Wednesday, June 12, 2013

MEMAKNAI SENSITIVITAS WANITA

MEMAKNAI SENSITIVITAS WANITA

Wanita tercipta ke muka bumi dengan ragam keunikannya sendiri. Ia diciptakan oleh Sang Pencipta dengan beragam karakter yang unik. Namun, ada satu karakter yang sebenarnya baik jika ia dikelola dengan baik namun buruk jika ia terus berjalan seiring waktu tanpa ada usaha untuk mengarahkan ia sehingga tetap dalam kontrol kita. Karakter itu adalah sensitif. Tiap wanita memiliki satu karakter ini. Namun,bagaimanakah karakter atau sisi sensitivitas seorang wanita? Mari kita coba untuk menelaahnya dengan sedikit memberi perbandingan dari aspek ruang pandang kehidupan. Tak bisa dipungkiri bahwa wanita itu memiliki sifat sensitif akan berbagai macam hal dan rasa. Saking sensitifnya seorang wanita sehingga tak jarang kita jumpai banyak dari mereka yang secara tak sadar meluapkan emosi sensistivitasnya secara berlebihan sehingga tak lagi berada dalam taraf kewajaran.  


           Namun, sebelum kita terlalu jauh melangkah ada baiknya saya mengantar ruang berpikir kita atau sekedar mengingatkan bagi mereka yang sudah tahu akan ikhwal karakteristik umum dari seorang wanita. Yang ingin saya utarakan adalah tabiat wanita yang mereka bawa sedari lahir adalah mengedepankan aspek rasa atau perasaan dalam memandang dan menyikapi setiap persoalan. Hal ini sudah tak terbantahkan lagi oleh para peneliti dan ahli tentang psikologi ataupun para ahli tentang kehidupan. Berbeda dengan lelaki yang memiliki tabiat bawaaan senantiasa mengedepankan aspek rasionalitas dalam memandang dan menyikapi setiap persoalan. Namun tidak berarti bahwa laki-laki itu tidak memiliki perasaan. itu pandangan yang salah. Namun memang dalam kenyataannya dalam kehidupan ini tidak banyak kita temukan sosok lelaki yang mampu menyeimbangkan dengan baik antara sisi rasionalitas mereka dengan sisi perasaan dalam memandang persoalan. Dua perbedaan ini memang memiliki kekurangan dan kelebihan masing-masing. Perbedaan cara pandang dan penyikapan terhadap setiap pesoalan inilah yang sering menjadikan pihak wanita dan laki-laki berselisih paham sehingga berujung pada kesalahpahaman. Padahal semestinya dua kutub tabiat ini akan indah jika kita mampu mempertemukan dan mengolahnya bersama. Namun tak ayal jika telah terjadi maka yang ada adalah rasa tak enak yang muncul dari kedua belah pihak.

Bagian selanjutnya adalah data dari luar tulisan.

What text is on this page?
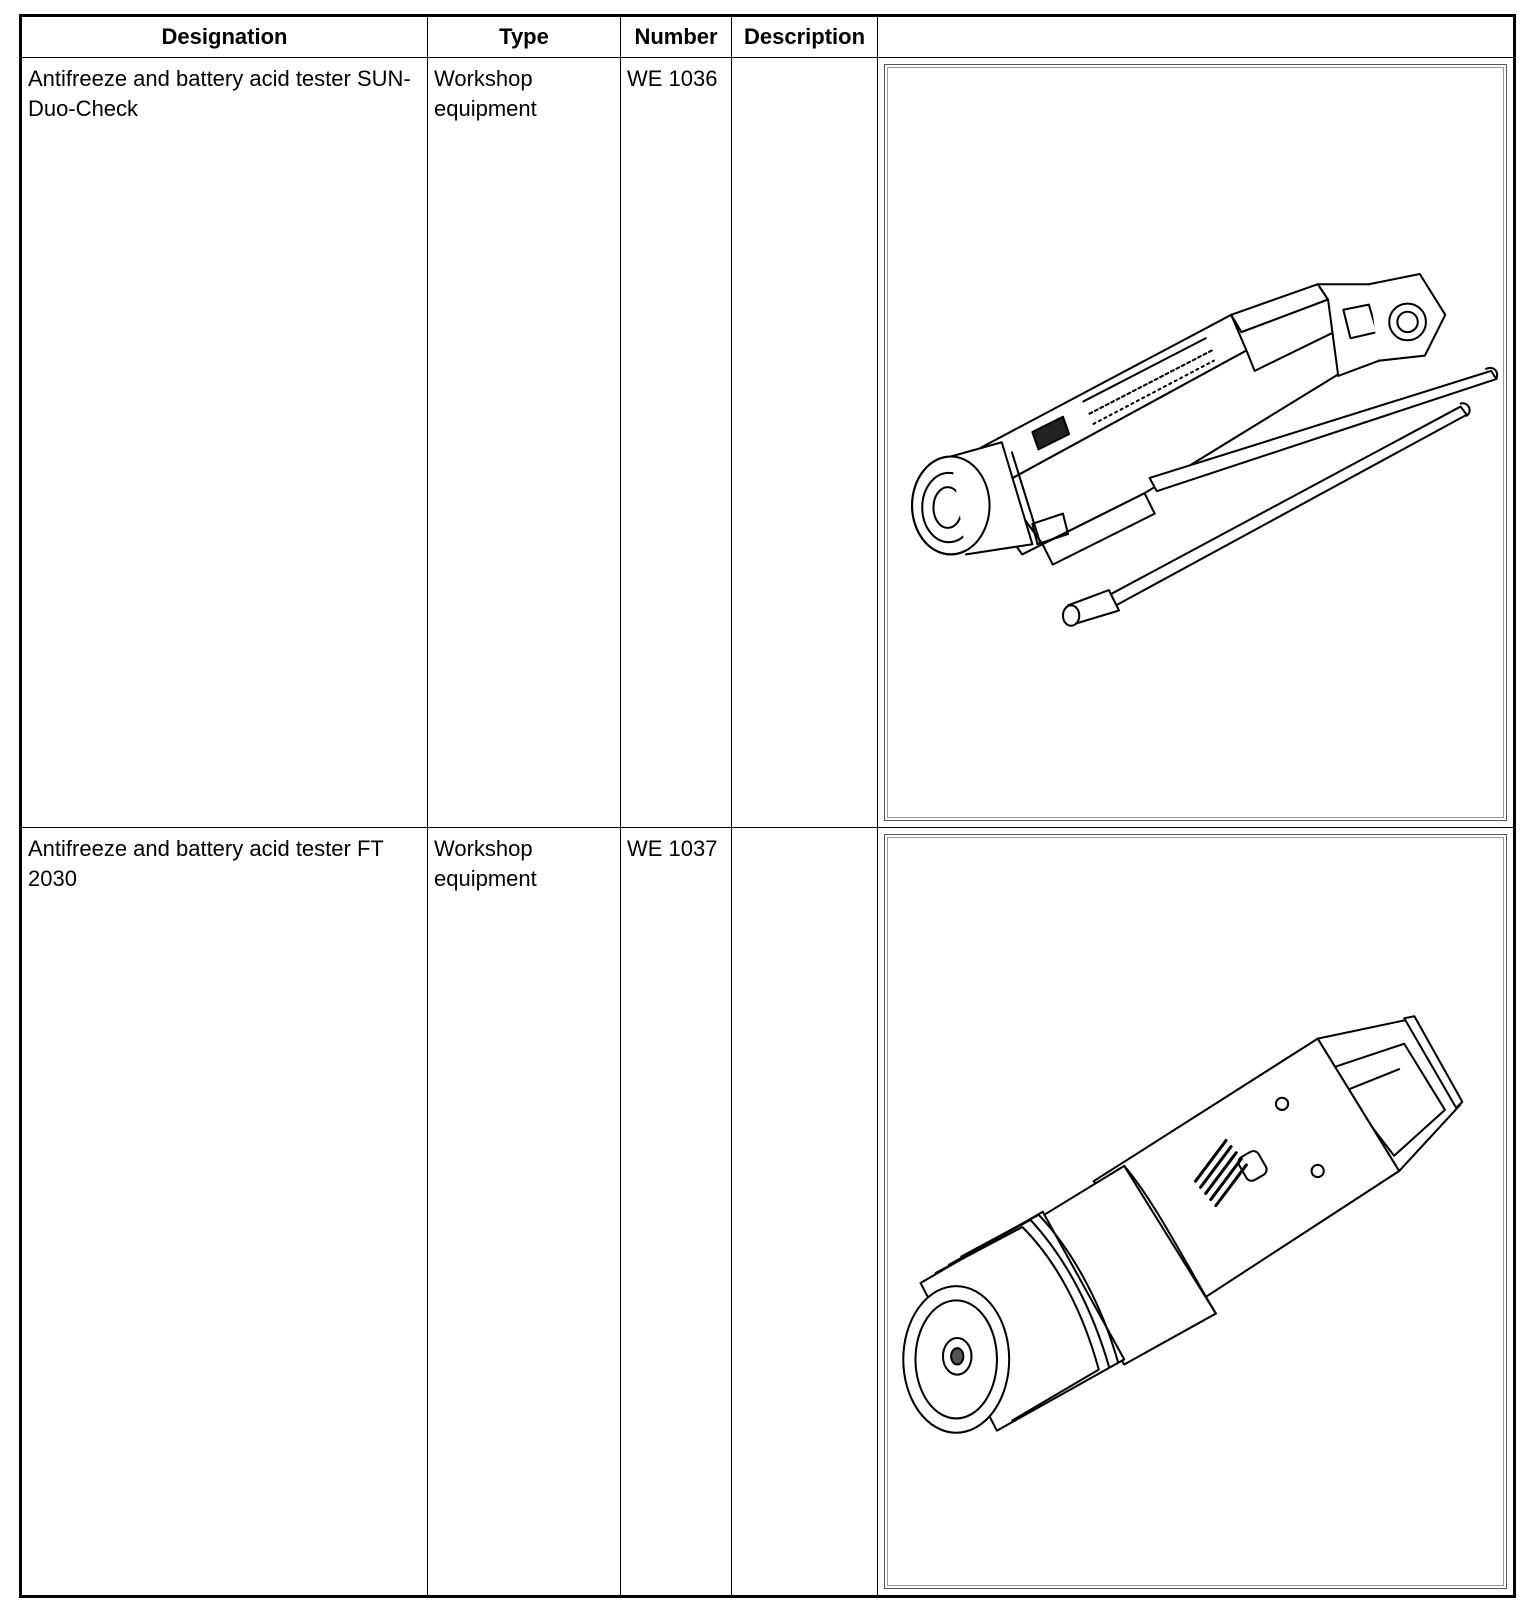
Designation	Type	Number	Description	
Antifreeze and battery acid tester SUN-Duo-Check	Workshop equipment	WE 1036		

Antifreeze and battery acid tester FT 2030	Workshop equipment	WE 1037		
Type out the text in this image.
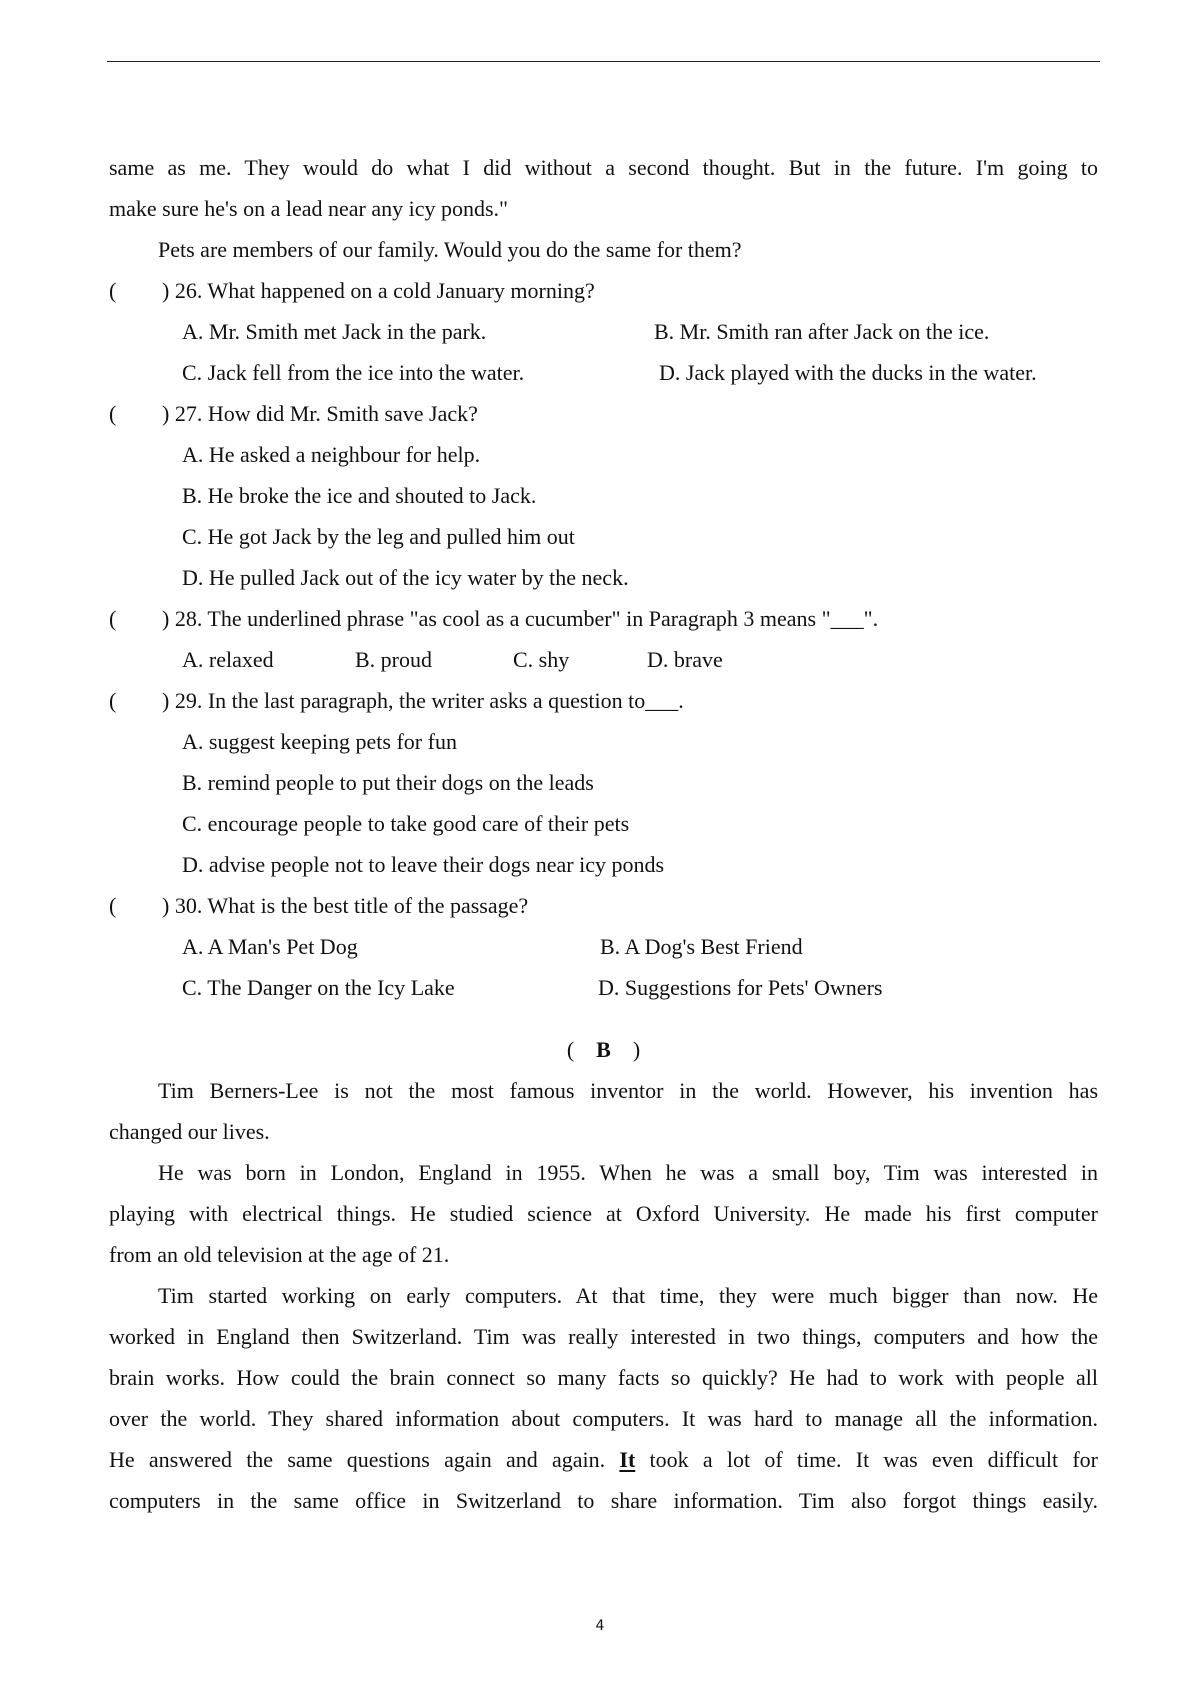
same as me. They would do what I did without a second thought. But in the future. I'm going to
make sure he's on a lead near any icy ponds."
Pets are members of our family. Would you do the same for them?
( ) 26. What happened on a cold January morning?
A. Mr. Smith met Jack in the park.	B. Mr. Smith ran after Jack on the ice.
C. Jack fell from the ice into the water.	D. Jack played with the ducks in the water.
( ) 27. How did Mr. Smith save Jack?
A. He asked a neighbour for help.
B. He broke the ice and shouted to Jack.
C. He got Jack by the leg and pulled him out
D. He pulled Jack out of the icy water by the neck.
( ) 28. The underlined phrase "as cool as a cucumber" in Paragraph 3 means "___".
A. relaxed	B. proud	C. shy	D. brave
( ) 29. In the last paragraph, the writer asks a question to___.
A. suggest keeping pets for fun
B. remind people to put their dogs on the leads
C. encourage people to take good care of their pets
D. advise people not to leave their dogs near icy ponds
( ) 30. What is the best title of the passage?
A. A Man's Pet Dog	B. A Dog's Best Friend
C. The Danger on the Icy Lake	D. Suggestions for Pets' Owners
( B )
Tim Berners-Lee is not the most famous inventor in the world. However, his invention has
changed our lives.
He was born in London, England in 1955. When he was a small boy, Tim was interested in
playing with electrical things. He studied science at Oxford University. He made his first computer
from an old television at the age of 21.
Tim started working on early computers. At that time, they were much bigger than now. He
worked in England then Switzerland. Tim was really interested in two things, computers and how the
brain works. How could the brain connect so many facts so quickly? He had to work with people all
over the world. They shared information about computers. It was hard to manage all the information.
He answered the same questions again and again. It took a lot of time. It was even difficult for
computers in the same office in Switzerland to share information. Tim also forgot things easily.
4
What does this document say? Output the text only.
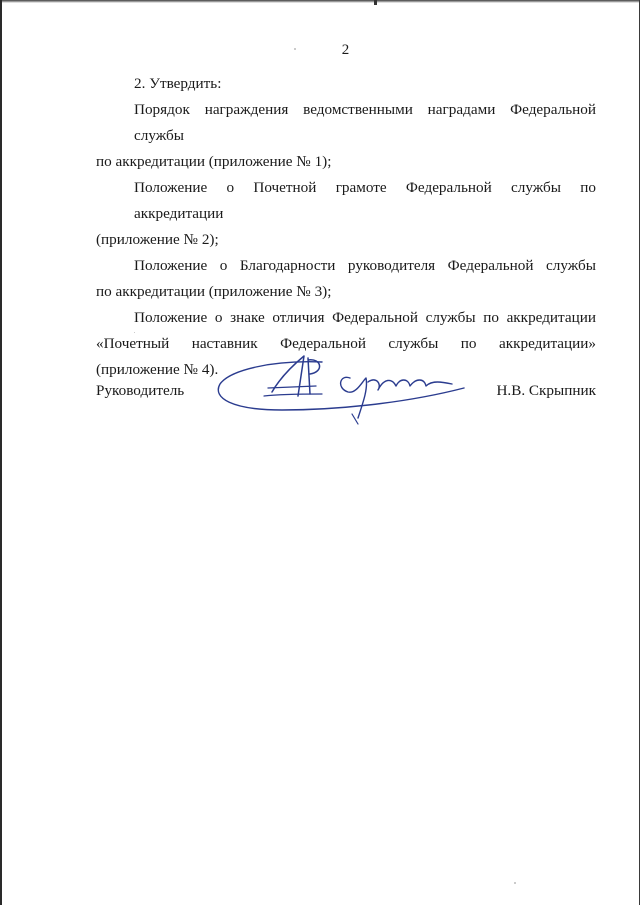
2

2. Утвердить:

Порядок награждения ведомственными наградами Федеральной службы
по аккредитации (приложение № 1);
Положение о Почетной грамоте Федеральной службы по аккредитации
(приложение № 2);
Положение о Благодарности руководителя Федеральной службы
по аккредитации (приложение № 3);
Положение о знаке отличия Федеральной службы по аккредитации
«Почетный наставник Федеральной службы по аккредитации»
(приложение № 4).
Руководитель	Н.В. Скрыпник
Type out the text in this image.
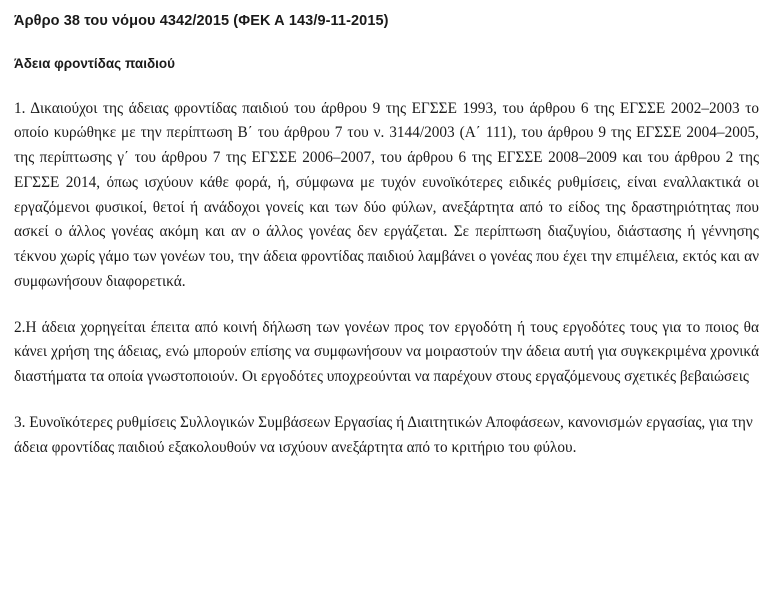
Άρθρο 38 του νόμου 4342/2015 (ΦΕΚ Α 143/9-11-2015)
Άδεια φροντίδας παιδιού

1. Δικαιούχοι της άδειας φροντίδας παιδιού του άρθρου 9 της ΕΓΣΣΕ 1993, του άρθρου 6 της ΕΓΣΣΕ 2002–2003 το οποίο κυρώθηκε με την περίπτωση Β΄ του άρθρου 7 του ν. 3144/2003 (Α΄ 111), του άρθρου 9 της ΕΓΣΣΕ 2004–2005, της περίπτωσης γ΄ του άρθρου 7 της ΕΓΣΣΕ 2006–2007, του άρθρου 6 της ΕΓΣΣΕ 2008–2009 και του άρθρου 2 της ΕΓΣΣΕ 2014, όπως ισχύουν κάθε φορά, ή, σύμφωνα με τυχόν ευνοϊκότερες ειδικές ρυθμίσεις, είναι εναλλακτικά οι εργαζόμενοι φυσικοί, θετοί ή ανάδοχοι γονείς και των δύο φύλων, ανεξάρτητα από το είδος της δραστηριότητας που ασκεί ο άλλος γονέας ακόμη και αν ο άλλος γονέας δεν εργάζεται. Σε περίπτωση διαζυγίου, διάστασης ή γέννησης τέκνου χωρίς γάμο των γονέων του, την άδεια φροντίδας παιδιού λαμβάνει ο γονέας που έχει την επιμέλεια, εκτός και αν συμφωνήσουν διαφορετικά.

2.Η άδεια χορηγείται έπειτα από κοινή δήλωση των γονέων προς τον εργοδότη ή τους εργοδότες τους για το ποιος θα κάνει χρήση της άδειας, ενώ μπορούν επίσης να συμφωνήσουν να μοιραστούν την άδεια αυτή για συγκεκριμένα χρονικά διαστήματα τα οποία γνωστοποιούν. Οι εργοδότες υποχρεούνται να παρέχουν στους εργαζόμενους σχετικές βεβαιώσεις

3. Ευνοϊκότερες ρυθμίσεις Συλλογικών Συμβάσεων Εργασίας ή Διαιτητικών Αποφάσεων, κανονισμών εργασίας, για την άδεια φροντίδας παιδιού εξακολουθούν να ισχύουν ανεξάρτητα από το κριτήριο του φύλου.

          Sering kita temukan dalam keseharian kita sebuah fenomena yang mungkin saja itu adalah hal sepele damun kita melewatkan dari ruang analisa kita. Ambil contoh ketika terjadi sebuah pertengkaran atau selisih paham antara seorang lelaki dengan seorang wanita. Dimana pada posisi itu dari berbagai sudut pandang kajian rasionalitas disertai alasan yang lugas dan shahih lelaki inilah yang benar.akan tetapi ketika permasalahan ini melibatkan banyak saksi atau audience dari pihak wanita yang mungkin saja saat itu pihak laki-laki kurang maka bisa dipastikan pihak lelaki tadi lah yang tervonis bersalah. Dikatakanlah dia memang lelaki yang tidak punya rasa malu, beraninya sama perempuan, tidak tahu aturan,bla bla bla dan seterusnya. Nyaris semua wanita yang hadir disitu satu suara meski ada dalam hitungan jari yang mungkin tidak kompak memvonis lelaki tadi bersalah. Ini bisa terjadi karena memang dalam pandang dunia psikologi mengatakan bahwa aspek perasaan wanita dalam memandang dan menyikapi permasalahan itu bermain penuh dalam ruang berpikir mereka sehingga menyisakan sedikit saja ruang pada sisi rasionalitas untuk bekerja. Alhasil yang sebenarnya benar terlihat salah karena bawaaanya selalu balik ke perasaan. Padahal yang sebenarnya memang dari pihak wanita yang berselisih paham tadilah yang terlalu meluapkan emosi dan perasaannya. Lengkap sudah dengan bahasa iba dan prihatin sesama gender jadinya katup rasionalitas untuk klarifikasi masalah mendapatkan jalan buntu. Hanya sedikit kemudian yang mampu keluar dari kutub itu dan mencoba lebih realistis melihat situasi dan kondisi.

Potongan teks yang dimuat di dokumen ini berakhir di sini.